🤖 AI Summary
This study investigates how individuals trade off outcome utility against process utility in high-stakes competitive settings. Leveraging high-frequency behavioral data from professional tennis, the authors develop a nonparametric identification strategy based on the second-serve rule and optimality conditions to establish, for the first time, a rigorous positive lower bound for process utility. Using a structural model, they further estimate heterogeneous preferences for the process across players. The findings reveal that most players place significant weight on process utility, systematically sacrificing win probability to enhance their experiential enjoyment of play, thereby altering match outcomes and expected payoffs. Methodologically, the paper integrates shape restrictions with nonparametric identification, offering novel theoretical evidence for the existence and measurability of process utility.
📝 Abstract
We study how individuals trade off outcome ("what") and process ("how") utility in high-stakes strategic decisions, namely professional tennis.

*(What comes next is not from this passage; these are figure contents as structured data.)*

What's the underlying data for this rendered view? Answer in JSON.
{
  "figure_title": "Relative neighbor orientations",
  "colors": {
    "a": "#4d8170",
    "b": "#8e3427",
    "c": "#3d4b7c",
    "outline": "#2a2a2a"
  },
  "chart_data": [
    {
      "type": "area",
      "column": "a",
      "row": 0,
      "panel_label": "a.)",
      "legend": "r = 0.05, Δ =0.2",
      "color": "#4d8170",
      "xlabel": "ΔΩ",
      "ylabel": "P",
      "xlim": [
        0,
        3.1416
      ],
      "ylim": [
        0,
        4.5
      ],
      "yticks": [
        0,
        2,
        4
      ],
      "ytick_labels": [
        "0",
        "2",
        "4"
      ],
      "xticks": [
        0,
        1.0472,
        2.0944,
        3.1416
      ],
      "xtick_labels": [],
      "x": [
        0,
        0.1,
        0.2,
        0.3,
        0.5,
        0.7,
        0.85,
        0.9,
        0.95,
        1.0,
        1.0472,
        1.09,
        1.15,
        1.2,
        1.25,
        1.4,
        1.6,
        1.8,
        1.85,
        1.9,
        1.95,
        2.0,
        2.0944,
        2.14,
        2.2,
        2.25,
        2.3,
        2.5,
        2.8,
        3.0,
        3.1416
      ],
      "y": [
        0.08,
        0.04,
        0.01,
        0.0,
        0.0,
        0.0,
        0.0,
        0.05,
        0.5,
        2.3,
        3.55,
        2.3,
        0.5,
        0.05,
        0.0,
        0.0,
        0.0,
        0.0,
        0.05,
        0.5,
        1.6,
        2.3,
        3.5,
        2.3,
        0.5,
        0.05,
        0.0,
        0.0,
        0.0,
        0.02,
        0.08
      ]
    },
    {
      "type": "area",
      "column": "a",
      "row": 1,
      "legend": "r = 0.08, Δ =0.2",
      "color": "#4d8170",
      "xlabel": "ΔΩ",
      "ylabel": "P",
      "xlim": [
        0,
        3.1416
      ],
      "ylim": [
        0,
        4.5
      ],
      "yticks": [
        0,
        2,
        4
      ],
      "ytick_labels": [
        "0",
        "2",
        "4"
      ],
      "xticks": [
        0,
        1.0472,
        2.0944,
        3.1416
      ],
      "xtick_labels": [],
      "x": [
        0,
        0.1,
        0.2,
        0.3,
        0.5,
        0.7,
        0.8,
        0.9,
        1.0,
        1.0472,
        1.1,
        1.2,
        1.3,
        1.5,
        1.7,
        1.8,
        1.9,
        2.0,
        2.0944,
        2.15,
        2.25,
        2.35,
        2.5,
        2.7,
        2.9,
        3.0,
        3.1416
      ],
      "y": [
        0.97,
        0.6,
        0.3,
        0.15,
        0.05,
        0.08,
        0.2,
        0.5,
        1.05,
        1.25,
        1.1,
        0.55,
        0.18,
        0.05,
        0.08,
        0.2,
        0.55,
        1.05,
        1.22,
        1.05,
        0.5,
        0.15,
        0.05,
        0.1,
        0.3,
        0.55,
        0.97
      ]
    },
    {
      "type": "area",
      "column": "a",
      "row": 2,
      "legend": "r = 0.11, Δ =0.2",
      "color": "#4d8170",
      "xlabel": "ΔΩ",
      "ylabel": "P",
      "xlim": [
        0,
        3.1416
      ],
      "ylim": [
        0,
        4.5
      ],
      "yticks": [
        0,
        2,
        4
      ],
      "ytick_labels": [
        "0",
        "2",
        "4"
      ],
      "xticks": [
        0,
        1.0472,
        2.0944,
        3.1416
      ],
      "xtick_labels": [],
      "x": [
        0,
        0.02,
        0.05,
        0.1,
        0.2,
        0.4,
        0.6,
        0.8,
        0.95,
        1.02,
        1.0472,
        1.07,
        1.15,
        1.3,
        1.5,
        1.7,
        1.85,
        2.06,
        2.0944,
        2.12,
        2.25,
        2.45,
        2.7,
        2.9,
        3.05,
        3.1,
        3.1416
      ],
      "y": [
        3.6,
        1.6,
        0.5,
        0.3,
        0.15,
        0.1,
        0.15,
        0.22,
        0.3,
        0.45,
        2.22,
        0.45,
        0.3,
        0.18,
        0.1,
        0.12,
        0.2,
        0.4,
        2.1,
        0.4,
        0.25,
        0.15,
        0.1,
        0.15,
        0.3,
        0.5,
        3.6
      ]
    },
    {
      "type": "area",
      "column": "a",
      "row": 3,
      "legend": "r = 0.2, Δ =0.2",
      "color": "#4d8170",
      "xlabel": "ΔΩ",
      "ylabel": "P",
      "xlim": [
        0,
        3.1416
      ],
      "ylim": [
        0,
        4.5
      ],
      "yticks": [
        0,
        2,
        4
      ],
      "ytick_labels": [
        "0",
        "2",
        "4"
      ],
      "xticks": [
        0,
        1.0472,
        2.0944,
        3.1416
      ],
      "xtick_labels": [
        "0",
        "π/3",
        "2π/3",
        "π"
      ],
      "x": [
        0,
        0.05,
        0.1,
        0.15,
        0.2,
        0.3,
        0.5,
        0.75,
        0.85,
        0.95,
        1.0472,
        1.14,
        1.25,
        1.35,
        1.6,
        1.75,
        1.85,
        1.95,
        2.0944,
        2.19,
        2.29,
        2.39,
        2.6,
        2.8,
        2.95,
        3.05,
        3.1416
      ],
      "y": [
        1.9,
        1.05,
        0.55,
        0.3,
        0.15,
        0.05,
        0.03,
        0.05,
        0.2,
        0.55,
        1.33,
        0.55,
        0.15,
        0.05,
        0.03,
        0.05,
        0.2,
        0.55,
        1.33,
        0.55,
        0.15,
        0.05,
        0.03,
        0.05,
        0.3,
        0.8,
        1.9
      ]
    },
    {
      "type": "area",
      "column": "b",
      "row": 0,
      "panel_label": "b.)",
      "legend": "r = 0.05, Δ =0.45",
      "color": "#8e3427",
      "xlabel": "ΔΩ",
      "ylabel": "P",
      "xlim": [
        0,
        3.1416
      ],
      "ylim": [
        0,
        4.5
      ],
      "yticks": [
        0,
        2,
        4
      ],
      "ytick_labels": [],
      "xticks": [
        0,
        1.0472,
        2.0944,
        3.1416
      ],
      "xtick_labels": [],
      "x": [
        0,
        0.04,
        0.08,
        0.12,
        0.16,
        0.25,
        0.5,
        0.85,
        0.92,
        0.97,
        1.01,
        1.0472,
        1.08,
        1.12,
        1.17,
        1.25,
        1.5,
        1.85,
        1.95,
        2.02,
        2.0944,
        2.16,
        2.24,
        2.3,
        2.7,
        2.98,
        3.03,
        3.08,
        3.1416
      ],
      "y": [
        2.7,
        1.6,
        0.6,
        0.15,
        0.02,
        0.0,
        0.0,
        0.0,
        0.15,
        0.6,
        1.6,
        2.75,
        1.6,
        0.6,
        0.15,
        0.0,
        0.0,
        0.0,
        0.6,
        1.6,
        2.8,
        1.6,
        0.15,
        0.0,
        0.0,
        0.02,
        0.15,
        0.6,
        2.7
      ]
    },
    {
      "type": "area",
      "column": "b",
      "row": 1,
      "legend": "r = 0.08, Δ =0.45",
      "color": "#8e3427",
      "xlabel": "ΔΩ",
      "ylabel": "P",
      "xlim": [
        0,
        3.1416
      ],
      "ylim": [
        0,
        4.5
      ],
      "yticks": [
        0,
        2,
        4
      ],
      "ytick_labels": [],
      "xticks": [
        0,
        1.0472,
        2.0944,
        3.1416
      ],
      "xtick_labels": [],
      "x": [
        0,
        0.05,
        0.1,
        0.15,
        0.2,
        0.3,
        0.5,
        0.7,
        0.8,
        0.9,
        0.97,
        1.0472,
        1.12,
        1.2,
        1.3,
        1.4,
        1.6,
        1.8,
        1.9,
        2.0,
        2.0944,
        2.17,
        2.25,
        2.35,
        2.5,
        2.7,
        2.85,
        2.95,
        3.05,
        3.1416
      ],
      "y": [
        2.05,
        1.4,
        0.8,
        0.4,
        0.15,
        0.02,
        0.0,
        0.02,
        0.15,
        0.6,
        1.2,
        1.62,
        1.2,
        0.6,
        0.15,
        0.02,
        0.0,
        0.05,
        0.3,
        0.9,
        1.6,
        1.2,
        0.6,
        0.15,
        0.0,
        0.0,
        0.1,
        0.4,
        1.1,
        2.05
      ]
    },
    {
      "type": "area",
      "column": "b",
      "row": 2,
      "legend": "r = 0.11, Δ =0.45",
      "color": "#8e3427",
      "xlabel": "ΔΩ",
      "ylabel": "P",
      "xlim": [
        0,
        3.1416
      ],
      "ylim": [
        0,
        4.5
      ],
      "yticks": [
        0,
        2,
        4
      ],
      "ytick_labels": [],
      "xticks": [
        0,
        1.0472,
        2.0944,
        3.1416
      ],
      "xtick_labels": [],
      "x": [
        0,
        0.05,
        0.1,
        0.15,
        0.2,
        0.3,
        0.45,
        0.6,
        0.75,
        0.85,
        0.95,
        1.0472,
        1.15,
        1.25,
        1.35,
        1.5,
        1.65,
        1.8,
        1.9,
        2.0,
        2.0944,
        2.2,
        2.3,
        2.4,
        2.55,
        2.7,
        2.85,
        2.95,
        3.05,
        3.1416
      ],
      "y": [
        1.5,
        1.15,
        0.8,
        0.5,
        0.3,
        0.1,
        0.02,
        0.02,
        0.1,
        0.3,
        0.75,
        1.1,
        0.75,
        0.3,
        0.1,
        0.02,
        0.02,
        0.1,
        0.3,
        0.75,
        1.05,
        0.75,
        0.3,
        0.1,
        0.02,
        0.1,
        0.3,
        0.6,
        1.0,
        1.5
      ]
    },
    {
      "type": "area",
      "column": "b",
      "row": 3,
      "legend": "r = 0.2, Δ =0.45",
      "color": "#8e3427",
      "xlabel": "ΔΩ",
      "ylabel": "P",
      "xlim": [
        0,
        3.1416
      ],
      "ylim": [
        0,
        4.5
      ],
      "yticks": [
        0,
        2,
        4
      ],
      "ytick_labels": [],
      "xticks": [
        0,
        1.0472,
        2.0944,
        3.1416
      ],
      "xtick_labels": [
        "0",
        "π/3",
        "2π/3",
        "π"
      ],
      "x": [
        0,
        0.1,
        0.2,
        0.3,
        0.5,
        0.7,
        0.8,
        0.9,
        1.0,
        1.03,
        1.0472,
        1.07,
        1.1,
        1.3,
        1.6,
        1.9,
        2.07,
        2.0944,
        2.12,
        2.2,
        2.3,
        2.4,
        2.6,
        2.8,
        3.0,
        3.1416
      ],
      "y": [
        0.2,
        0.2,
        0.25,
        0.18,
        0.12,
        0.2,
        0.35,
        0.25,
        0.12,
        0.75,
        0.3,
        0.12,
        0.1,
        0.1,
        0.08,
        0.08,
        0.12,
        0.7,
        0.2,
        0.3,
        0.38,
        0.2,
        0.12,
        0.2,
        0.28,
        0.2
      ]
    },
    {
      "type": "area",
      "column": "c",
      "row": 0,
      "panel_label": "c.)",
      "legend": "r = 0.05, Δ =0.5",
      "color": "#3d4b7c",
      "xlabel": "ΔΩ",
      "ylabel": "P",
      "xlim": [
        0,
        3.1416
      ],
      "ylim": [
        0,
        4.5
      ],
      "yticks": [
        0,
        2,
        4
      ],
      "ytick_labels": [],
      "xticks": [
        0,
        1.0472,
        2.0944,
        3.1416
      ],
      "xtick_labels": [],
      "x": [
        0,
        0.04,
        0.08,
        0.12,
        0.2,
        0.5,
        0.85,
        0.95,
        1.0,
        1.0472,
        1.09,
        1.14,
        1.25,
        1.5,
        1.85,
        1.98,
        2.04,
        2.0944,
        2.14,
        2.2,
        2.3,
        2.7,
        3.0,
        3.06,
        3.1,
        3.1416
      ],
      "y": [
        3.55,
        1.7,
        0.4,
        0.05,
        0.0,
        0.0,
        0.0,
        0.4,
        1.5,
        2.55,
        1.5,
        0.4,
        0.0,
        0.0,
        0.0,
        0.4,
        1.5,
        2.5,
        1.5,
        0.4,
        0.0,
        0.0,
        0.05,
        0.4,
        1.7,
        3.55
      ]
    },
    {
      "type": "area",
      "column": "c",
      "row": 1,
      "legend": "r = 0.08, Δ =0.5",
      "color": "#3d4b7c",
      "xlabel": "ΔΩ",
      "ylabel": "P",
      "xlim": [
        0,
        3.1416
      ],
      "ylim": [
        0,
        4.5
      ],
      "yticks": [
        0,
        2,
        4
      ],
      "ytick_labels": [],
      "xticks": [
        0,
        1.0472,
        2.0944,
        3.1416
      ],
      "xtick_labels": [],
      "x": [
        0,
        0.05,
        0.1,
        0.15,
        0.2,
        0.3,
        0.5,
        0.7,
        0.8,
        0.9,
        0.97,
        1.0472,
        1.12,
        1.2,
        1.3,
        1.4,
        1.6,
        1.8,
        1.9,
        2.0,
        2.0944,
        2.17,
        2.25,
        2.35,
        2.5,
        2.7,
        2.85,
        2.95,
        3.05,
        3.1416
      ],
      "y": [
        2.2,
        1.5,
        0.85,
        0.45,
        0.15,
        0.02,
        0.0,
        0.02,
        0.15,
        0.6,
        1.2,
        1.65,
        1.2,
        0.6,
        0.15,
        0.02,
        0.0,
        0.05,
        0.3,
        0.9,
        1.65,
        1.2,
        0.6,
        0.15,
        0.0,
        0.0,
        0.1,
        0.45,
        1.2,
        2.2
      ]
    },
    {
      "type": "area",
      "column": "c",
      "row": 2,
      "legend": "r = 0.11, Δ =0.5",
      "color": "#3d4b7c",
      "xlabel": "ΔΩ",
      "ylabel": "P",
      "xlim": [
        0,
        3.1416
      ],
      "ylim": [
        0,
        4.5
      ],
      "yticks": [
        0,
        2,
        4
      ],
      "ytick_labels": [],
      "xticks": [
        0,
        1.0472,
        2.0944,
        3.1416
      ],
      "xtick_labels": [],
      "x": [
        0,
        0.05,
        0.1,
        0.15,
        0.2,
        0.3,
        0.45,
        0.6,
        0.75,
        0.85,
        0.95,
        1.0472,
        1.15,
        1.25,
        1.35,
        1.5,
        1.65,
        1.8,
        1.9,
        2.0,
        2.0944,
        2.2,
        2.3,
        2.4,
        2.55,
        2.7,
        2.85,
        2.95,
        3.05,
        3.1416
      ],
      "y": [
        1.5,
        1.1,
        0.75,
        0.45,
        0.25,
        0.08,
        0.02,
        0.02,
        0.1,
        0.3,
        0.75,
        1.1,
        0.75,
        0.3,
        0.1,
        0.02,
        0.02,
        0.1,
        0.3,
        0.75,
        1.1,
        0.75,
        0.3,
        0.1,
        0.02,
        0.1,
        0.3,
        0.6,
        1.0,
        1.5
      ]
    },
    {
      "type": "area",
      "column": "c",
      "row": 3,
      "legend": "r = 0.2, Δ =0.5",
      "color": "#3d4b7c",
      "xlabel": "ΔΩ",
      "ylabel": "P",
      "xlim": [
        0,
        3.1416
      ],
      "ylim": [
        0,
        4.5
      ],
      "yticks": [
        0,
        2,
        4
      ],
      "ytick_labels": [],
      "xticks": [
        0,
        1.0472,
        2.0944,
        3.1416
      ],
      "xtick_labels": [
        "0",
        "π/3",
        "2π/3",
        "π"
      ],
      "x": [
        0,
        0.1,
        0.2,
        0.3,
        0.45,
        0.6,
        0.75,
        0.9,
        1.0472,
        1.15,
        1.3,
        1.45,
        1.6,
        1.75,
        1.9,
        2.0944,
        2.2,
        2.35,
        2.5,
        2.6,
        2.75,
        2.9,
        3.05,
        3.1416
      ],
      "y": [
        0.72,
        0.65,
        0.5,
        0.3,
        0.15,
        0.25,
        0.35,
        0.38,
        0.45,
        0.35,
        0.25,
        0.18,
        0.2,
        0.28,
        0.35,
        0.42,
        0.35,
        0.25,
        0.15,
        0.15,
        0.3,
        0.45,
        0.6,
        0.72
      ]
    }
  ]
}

Using optimality conditions and the second-service rule, we derive a sufficient condition for the nonparametric lower bound on the weight of process utility to be positive. Under mild shape restrictions, the high-frequency data indicate that most players likely value process utility positively. We then develop a structural model that recovers player-specific preferences over outcomes and processes. Estimates show that players systematically sacrifice success probabilities to increase process utility, with economically meaningful consequences for match outcomes and expected earnings.